ARV tidak mengobati penyakit apapun tetapi menekan dan mengendalikan HIV agar tidak semakin merusak kekebalan tubuh, sehingga pengidap nya tetap sehat dan tidak lagi menularkan ke orang lain.
Saat kita berpikir bahwa HIV tidak ada obatnya dan tidak dapat disembuhkan (sehingga kita menganggap orang dengan HIV=penyakitan) dan juga ARV adalah vitamin (apapun alasannya) maka marketing herbal akan masuk dengan tagline "obat penyembuh HIV".
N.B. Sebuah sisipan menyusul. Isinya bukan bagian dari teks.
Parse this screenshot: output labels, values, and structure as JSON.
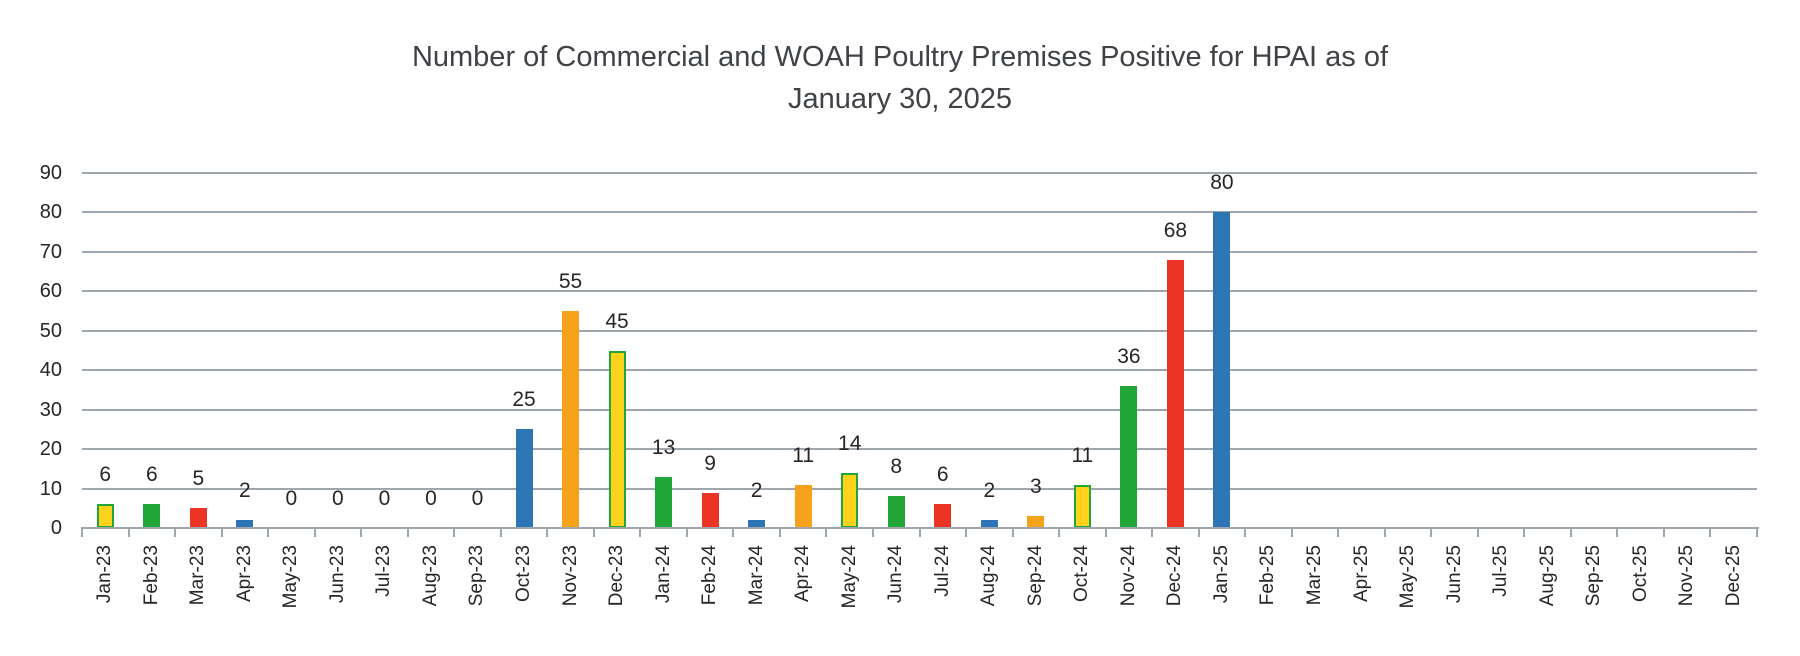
{
  "title": {
    "line1": "Number of Commercial and WOAH Poultry Premises Positive for HPAI as of",
    "line2": "January 30, 2025"
  },
  "chart_data": {
    "type": "bar",
    "title": "Number of Commercial and WOAH Poultry Premises Positive for HPAI as of January 30, 2025",
    "xlabel": "",
    "ylabel": "",
    "ylim": [
      0,
      90
    ],
    "ytick_step": 10,
    "grid": true,
    "legend_position": "none",
    "value_labels": "outside-end",
    "categories": [
      "Jan-23",
      "Feb-23",
      "Mar-23",
      "Apr-23",
      "May-23",
      "Jun-23",
      "Jul-23",
      "Aug-23",
      "Sep-23",
      "Oct-23",
      "Nov-23",
      "Dec-23",
      "Jan-24",
      "Feb-24",
      "Mar-24",
      "Apr-24",
      "May-24",
      "Jun-24",
      "Jul-24",
      "Aug-24",
      "Sep-24",
      "Oct-24",
      "Nov-24",
      "Dec-24",
      "Jan-25",
      "Feb-25",
      "Mar-25",
      "Apr-25",
      "May-25",
      "Jun-25",
      "Jul-25",
      "Aug-25",
      "Sep-25",
      "Oct-25",
      "Nov-25",
      "Dec-25"
    ],
    "values": [
      6,
      6,
      5,
      2,
      0,
      0,
      0,
      0,
      0,
      25,
      55,
      45,
      13,
      9,
      2,
      11,
      14,
      8,
      6,
      2,
      3,
      11,
      36,
      68,
      80,
      null,
      null,
      null,
      null,
      null,
      null,
      null,
      null,
      null,
      null,
      null
    ],
    "bar_colors": [
      "yellow",
      "green",
      "red",
      "blue",
      null,
      null,
      null,
      null,
      null,
      "blue",
      "orange",
      "yellow",
      "green",
      "red",
      "blue",
      "orange",
      "yellow",
      "green",
      "red",
      "blue",
      "orange",
      "yellow",
      "green",
      "red",
      "blue",
      null,
      null,
      null,
      null,
      null,
      null,
      null,
      null,
      null,
      null,
      null
    ],
    "palette": {
      "blue": "#2e75b6",
      "orange": "#f7a21b",
      "yellow": "#ffd31c",
      "green": "#23a638",
      "red": "#ec3424",
      "yellow_border": "#23a638"
    }
  },
  "colors": {
    "background": "#ffffff",
    "gridline": "#a0a6ad",
    "axis": "#a0a6ad",
    "tick_text": "#262626",
    "title_text": "#3f4348"
  }
}
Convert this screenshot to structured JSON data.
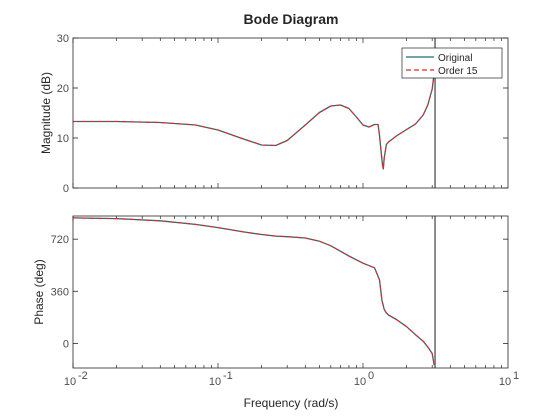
{
  "chart_data": {
    "type": "line",
    "title": "Bode Diagram",
    "xlabel": "Frequency (rad/s)",
    "xscale": "log",
    "xlim": [
      0.01,
      10
    ],
    "xticks": [
      {
        "value": 0.01,
        "base": "10",
        "exp": "-2"
      },
      {
        "value": 0.1,
        "base": "10",
        "exp": "-1"
      },
      {
        "value": 1,
        "base": "10",
        "exp": "0"
      },
      {
        "value": 10,
        "base": "10",
        "exp": "1"
      }
    ],
    "grid": false,
    "legend": {
      "placement": "top-right",
      "entries": [
        "Original",
        "Order 15"
      ]
    },
    "colors": {
      "Original": "#1f6f6f",
      "Order 15": "#e8242c",
      "marker": "#808080",
      "axes": "#262626"
    },
    "marker_line_x": 3.14,
    "panels": [
      {
        "ylabel": "Magnitude (dB)",
        "ylim": [
          0,
          30
        ],
        "yticks": [
          0,
          10,
          20,
          30
        ],
        "series": [
          {
            "name": "Original",
            "style": "solid",
            "x": [
              0.01,
              0.02,
              0.04,
              0.07,
              0.1,
              0.15,
              0.2,
              0.25,
              0.3,
              0.4,
              0.5,
              0.6,
              0.7,
              0.8,
              0.9,
              1.0,
              1.1,
              1.2,
              1.27,
              1.3,
              1.33,
              1.36,
              1.38,
              1.4,
              1.45,
              1.5,
              1.7,
              2.0,
              2.3,
              2.6,
              2.8,
              3.0,
              3.1
            ],
            "values": [
              13.3,
              13.3,
              13.1,
              12.6,
              11.6,
              9.8,
              8.6,
              8.5,
              9.5,
              12.6,
              15.1,
              16.4,
              16.6,
              15.9,
              14.2,
              12.6,
              12.2,
              12.7,
              12.7,
              10.5,
              7.5,
              4.8,
              3.8,
              6.0,
              8.7,
              9.2,
              10.4,
              11.7,
              12.8,
              14.6,
              16.6,
              19.8,
              23.0
            ]
          },
          {
            "name": "Order 15",
            "style": "dashed",
            "x": [
              0.01,
              0.02,
              0.04,
              0.07,
              0.1,
              0.15,
              0.2,
              0.25,
              0.3,
              0.4,
              0.5,
              0.6,
              0.7,
              0.8,
              0.9,
              1.0,
              1.1,
              1.2,
              1.27,
              1.3,
              1.33,
              1.36,
              1.38,
              1.4,
              1.45,
              1.5,
              1.7,
              2.0,
              2.3,
              2.6,
              2.8,
              3.0,
              3.1
            ],
            "values": [
              13.3,
              13.3,
              13.1,
              12.6,
              11.6,
              9.8,
              8.6,
              8.5,
              9.5,
              12.6,
              15.1,
              16.4,
              16.6,
              15.9,
              14.2,
              12.6,
              12.2,
              12.7,
              12.7,
              10.5,
              7.5,
              4.8,
              3.8,
              6.0,
              8.7,
              9.2,
              10.4,
              11.7,
              12.8,
              14.6,
              16.6,
              19.8,
              23.0
            ]
          }
        ]
      },
      {
        "ylabel": "Phase (deg)",
        "ylim": [
          -170,
          880
        ],
        "yticks": [
          0,
          360,
          720
        ],
        "series": [
          {
            "name": "Original",
            "style": "solid",
            "x": [
              0.01,
              0.02,
              0.04,
              0.07,
              0.1,
              0.15,
              0.2,
              0.25,
              0.3,
              0.4,
              0.5,
              0.6,
              0.8,
              1.0,
              1.2,
              1.3,
              1.35,
              1.4,
              1.45,
              1.5,
              1.7,
              2.0,
              2.3,
              2.6,
              2.8,
              3.0,
              3.1
            ],
            "values": [
              867,
              862,
              847,
              822,
              800,
              770,
              752,
              741,
              737,
              728,
              706,
              674,
              604,
              554,
              522,
              440,
              300,
              235,
              210,
              196,
              165,
              115,
              60,
              15,
              -25,
              -70,
              -150
            ]
          },
          {
            "name": "Order 15",
            "style": "dashed",
            "x": [
              0.01,
              0.02,
              0.04,
              0.07,
              0.1,
              0.15,
              0.2,
              0.25,
              0.3,
              0.4,
              0.5,
              0.6,
              0.8,
              1.0,
              1.2,
              1.3,
              1.35,
              1.4,
              1.45,
              1.5,
              1.7,
              2.0,
              2.3,
              2.6,
              2.8,
              3.0,
              3.1
            ],
            "values": [
              867,
              862,
              847,
              822,
              800,
              770,
              752,
              741,
              737,
              728,
              706,
              674,
              604,
              554,
              522,
              440,
              300,
              235,
              210,
              196,
              165,
              115,
              60,
              15,
              -25,
              -70,
              -150
            ]
          }
        ]
      }
    ]
  }
}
Akhirnya orang yang tidak percaya bahwa ARV adalah obat akan membayar herbal tersebut seberapapun harganya. Saat keterlibatannya semakin jauh, maka tidak mustahil akan mulai berhenti menjalani terapi ARV karena doktrin "ARV adalah obat kimia yang berbahaya bagi tubuh apabila diminum dalam jangka waktu panjang apalagi seumur hidup...."
Sayangnya banyak anggota komunitas bahkan aktivis lama yang sepertinya sulit sekali dirubah mindset nya, tanpa menyadari banyak kasus LTFU (Lost to Follow UP atau putus pengobatan) karena bosan. Bosan kenapa?
Sudah minum ARV seumur hidup tetapi tetap tidak sembuh penyakit HIV-nya, tiap hari selalu ketakutan menularkan ke pasangan sekalipun menggunakan kondom, dan harapan menemukan berita "telah ditemukan obat HIV" tidak kunjung tiba....
Kalau kita sendiri masih denial dan menolak menyebut ARV sebagai obat, maka seharusnyatidak perlu berkeluh kesah saat penjual herbal sibuk memasarkan dagangannya karena selalu ada teman-teman komunitas yang akan membeli "obat HIV", yang kemudian angka putus obat semakin tinggi, angka kesakitan dan kematian pada orang dengan HIV meningkat, demikian pula angka penularan baru HIV.
Ternyata tanpa disadari saat kita tidak menggunakan bahasa yang benar dan tepat, kita juga memilik andil dalam membuat orang dengan HIV putus pengobatan karena menghancurkan harapan mereka bahwa tidak ada obat HIV bahkan terus mengatakan "HIV tidak dapat disembuhkan".
Sementara kondisi AIDS sekalipun dapat disembuhkan dan dipulihkan termasuk saat ada beberapa infeksi oportunistik.